自由な共産主義社会は、半日労働制の実現などにより労働によるストレスが最小限に抑えられる結果、健康寿命は延びると予測されますが、そうは言っても加齢による心身の衰えを完全に避けることはできません。そうした場合に必要となるのが介護サービスです。
共産主義社会の介護サービスは在宅を基本としつつ、他のサービス同様に、完全無償で提供されます。在宅介護サービスの拠点となるのは、市町村内各地区に設置される介護ステーションです。介護ステーションは、各地区の社会サービス全般を統括する社会事業評議会が直営します。
介護が必要になった場合は、まず社会事業評議会の窓口に相談します。その結果、対象者に対する状況調査を経て、必要なケア・プランが立てられます。その際、要介護ランクに応じてサービスの受給制限をかけるような制度はなく、必要なケアが過不足なく受けられます。
介護ステーションには在宅診療所も併設され、在宅医療もカバーした総合的なケアが24時間体制で提供されます。サービスの主力となるヘルパーの他、社会的孤立の防止のため話し相手になる傾聴ボランティアも必要に応じて参加します。
こうした在宅介護システムを支える住宅制度として、介護サービス付き住宅があります。これはヘルパーが常駐する公営の介護付き住宅で、高齢者のみならず、障碍者も利用できます。この住宅は、家族も同居できるように設計されています。その結果、介護施設という特殊な制度は必要なくなるのです。

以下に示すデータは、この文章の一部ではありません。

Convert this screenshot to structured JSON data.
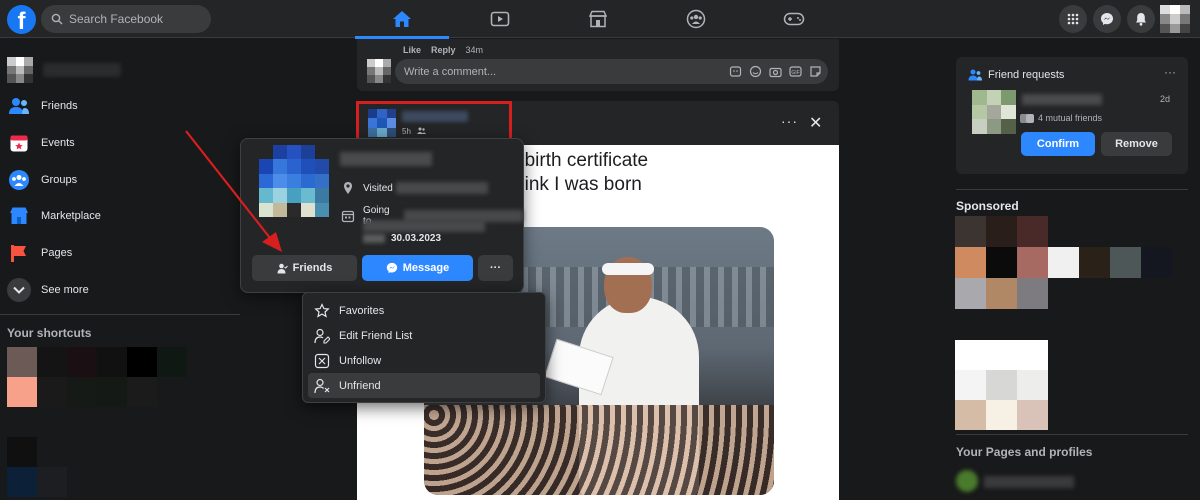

とはいえ、介護度が重くなれば、医療的ケアを伴う介護を提供する場が必要となります。そのために、高齢者看護施設が用意されます。医療的ケアを行なうため、医師も所属しますが、施設責任者を含め、看護師が主力となって最期の看取りまで行なうのが高齢者看護施設です。
さらに、看護施設でも対処し切れない医療処置を必要とする場合の備えとして、高齢者療養所があります。高齢者療養所は看護施設とは異なり、病院としての機能を備えた施設であり、医師が主力となって運営され、長期の療養も可能とします。
療養所の中でも、認知症専門療養所は認知症による徘徊その他の問題行動が多く、介護サービスの枠組みではケアし切れない場合に、集中的に症状改善を行なう場となります。症状が改善されれば退所し、自宅等に復帰することも可能となります。